17. Your mother instincts may take a hot second to come in

Much like breastfeeding, a common myth perpetuated in life is that as soon as you give birth, your mothering instincts will kick in. For some, perhaps it will, but for a lot of us, it’ll take a hot second. While I felt an instant need to protect and care for my daughter, and that I loved this little cute human, I didn’t feel instantly like I knew her, or how to care for her. If I’m honest, my body felt on high alert, in fight or flight mode, for at least the first fortnight. It’s only now in the last week or two that I feel totally comfortable being solely responsible for her at home, and that I’m actually finding my feet as a mother.

18. This love is totally different to anything you’ll have every felt before

Everyone has always said this: the love you feel for your child is inexplainable, and you have to experience it to understand. I finally get it. I cannot put into words the innate, complex, all-encompassing love I feel for my daughter, but it’s the most powerful feeling I’ve ever felt.

19. You will crave some time to yourself, but then miss your child or feel mum guilt when you get it

Despite really wanting to paint my nails or write blog posts like this, I miss my daughter when I’m doing these things. I want to go and check on her, and cuddle her, even though she’s perfectly fine with her dad downstairs. I also am constantly thinking “maybe I should be pumping milk, instead of doing this” or “I shouldn’t waste this bonding time with her while she’s awake on something less important.” Forget ‘Velcro baby’, maybe I’m a ‘Velcro mum’!

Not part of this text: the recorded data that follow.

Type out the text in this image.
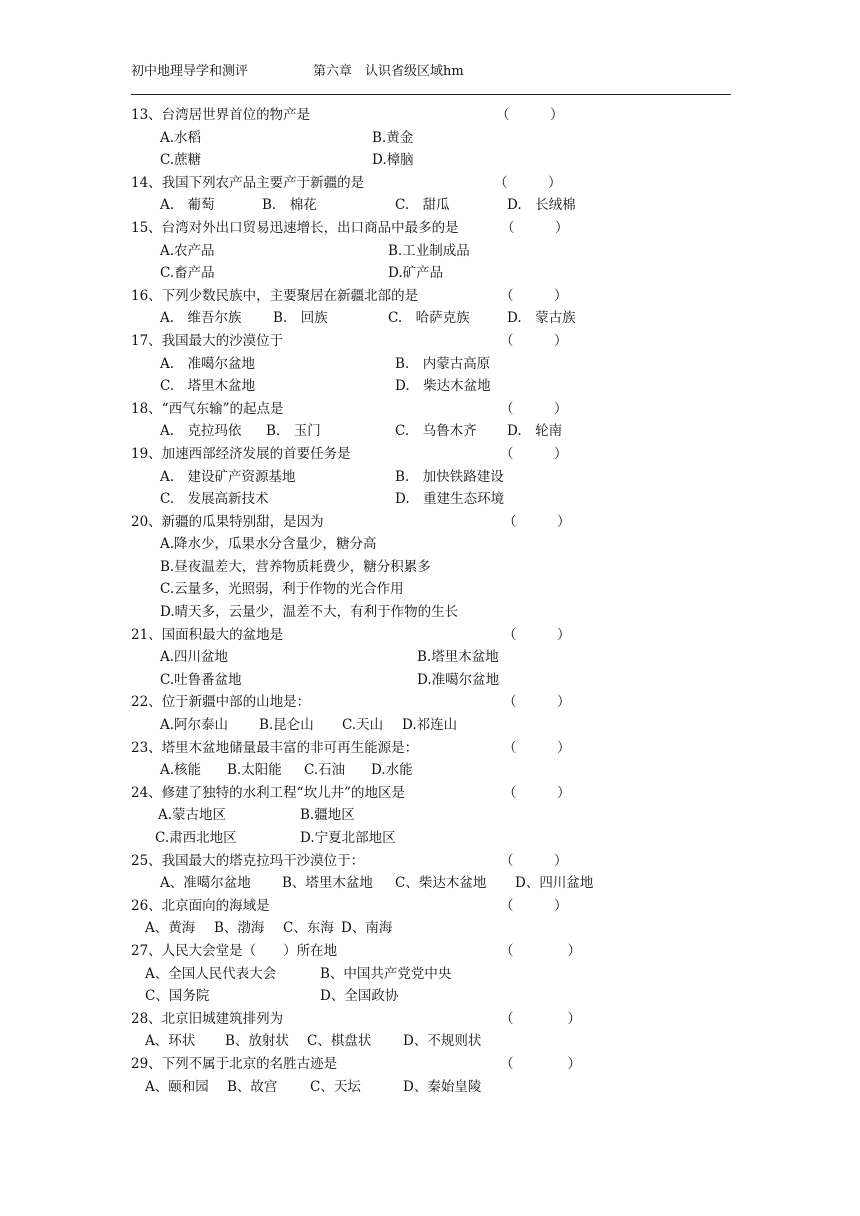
初中地理导学和测评	第六章　认识省级区域hm
13、台湾居世界首位的物产是	（　　　）
A.水稻	B.黄金
C.蔗糖	D.樟脑
14、我国下列农产品主要产于新疆的是	（　　　）
A.　葡萄	B.　棉花	C.　甜瓜	D.　长绒棉
15、台湾对外出口贸易迅速增长，出口商品中最多的是	（　　　）
A.农产品	B.工业制成品
C.畜产品	D.矿产品
16、下列少数民族中，主要聚居在新疆北部的是	（　　　）
A.　维吾尔族 B.　回族	C.　哈萨克族	D.　蒙古族
17、我国最大的沙漠位于	（　　　）
A.　准噶尔盆地	B.　内蒙古高原
C.　塔里木盆地	D.　柴达木盆地
18、“西气东输”的起点是	（　　　）
A.　克拉玛依 B.　玉门	C.　乌鲁木齐 D.　轮南
19、加速西部经济发展的首要任务是	（　　　）
A.　建设矿产资源基地	B.　加快铁路建设
C.　发展高新技术	D.　重建生态环境
20、新疆的瓜果特别甜，是因为	（　　　）
A.降水少，瓜果水分含量少，糖分高
B.昼夜温差大，营养物质耗费少，糖分积累多
C.云量多，光照弱，利于作物的光合作用
D.晴天多，云量少，温差不大，有利于作物的生长
21、国面积最大的盆地是	（　　　）
A.四川盆地	B.塔里木盆地
C.吐鲁番盆地	D.准噶尔盆地
22、位于新疆中部的山地是：	（　　　）
A.阿尔泰山 B.昆仑山 C.天山 D.祁连山
23、塔里木盆地储量最丰富的非可再生能源是：	（　　　）
A.核能 B.太阳能 C.石油 D.水能
24、修建了独特的水利工程“坎儿井”的地区是	（　　　）
A.蒙古地区	B.疆地区
C.肃西北地区	D.宁夏北部地区
25、我国最大的塔克拉玛干沙漠位于：	（　　　）
A、准噶尔盆地 B、塔里木盆地 C、柴达木盆地 D、四川盆地
26、北京面向的海域是	（　　　）
A、黄海 B、渤海 C、东海 D、南海
27、人民大会堂是（　　）所在地	（　　　　）
A、全国人民代表大会	B、中国共产党党中央
C、国务院	D、全国政协
28、北京旧城建筑排列为	（　　　　）
A、环状 B、放射状 C、棋盘状 D、不规则状
29、下列不属于北京的名胜古迹是	（　　　　）
A、颐和园 B、故宫 C、天坛	D、秦始皇陵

20. Your body isn’t just your body anymore - but that isn’t a bad thing

It can feel like a lot when your body is still in pain weeks after giving birth, or hurts from feeding baby, but remember, ultimately, your body is now also someone else’s safe place, their ground zero, their home. It’s where they lived for nine months, where they can come back to (albeit on, rather than in, lol) when the big noisy world with all its sights and smells are too much.

Initially, I was very hard on my body, due to some of the circumstances surrounding my daughter’s birth, and my struggles with breastfeeding, but I realise, how can I criticise this vessel that literally brought life into the world, and continues to provide comfort to my most precious thing?

Also, and this probably isn’t very politically correct of me to say these days, but after being pregnant for nine months, you’ll feel the skinniest you’ve felt in ages haha! I wore a crop top, something I’d never have worn pre-pregnancy, to register my daughter’s birth!

About myself…

BONUS POINT. This month really has been the strangest of my life… and I’ve had some strange times in the last 30-odd years; however, ultimately, it has made me realise I am stronger than I know. Despite the crisis of confidence, despite the anxiety, despite the worries, my daughter and I are thriving at the end of month 1. I can’t credit that all to myself (my partner is phenomenal, I have a good support network, and my daughter herself is an absolute dream), but as Snoop Dogg says “last but not least, I want to thank ME!”

I built this little life with my very own body, I birthed her from my body, I continue to provide comfort for her with this body, still have it operate for me too, and do it all on a lot of broken sleep! Even as I type this though, and despite being pregnant for the best part of a year, I still can’t quite believe this human being grew and came out of my body?!

A final thought - though one I must admit I have poached from a friend, who reassured me when I had my day 9 hormone drop: reframe anything you’re worried about as 'mum bingo’. Everything is an opportunity to mark off another square on your mum bingo card. Solo parenting for a day? Ticked. Leaving her alone in her Moses basket while popping to the bathroom? All good. First poonami? Nailed ittttt (that was super gross though… how does poop get so high up?!)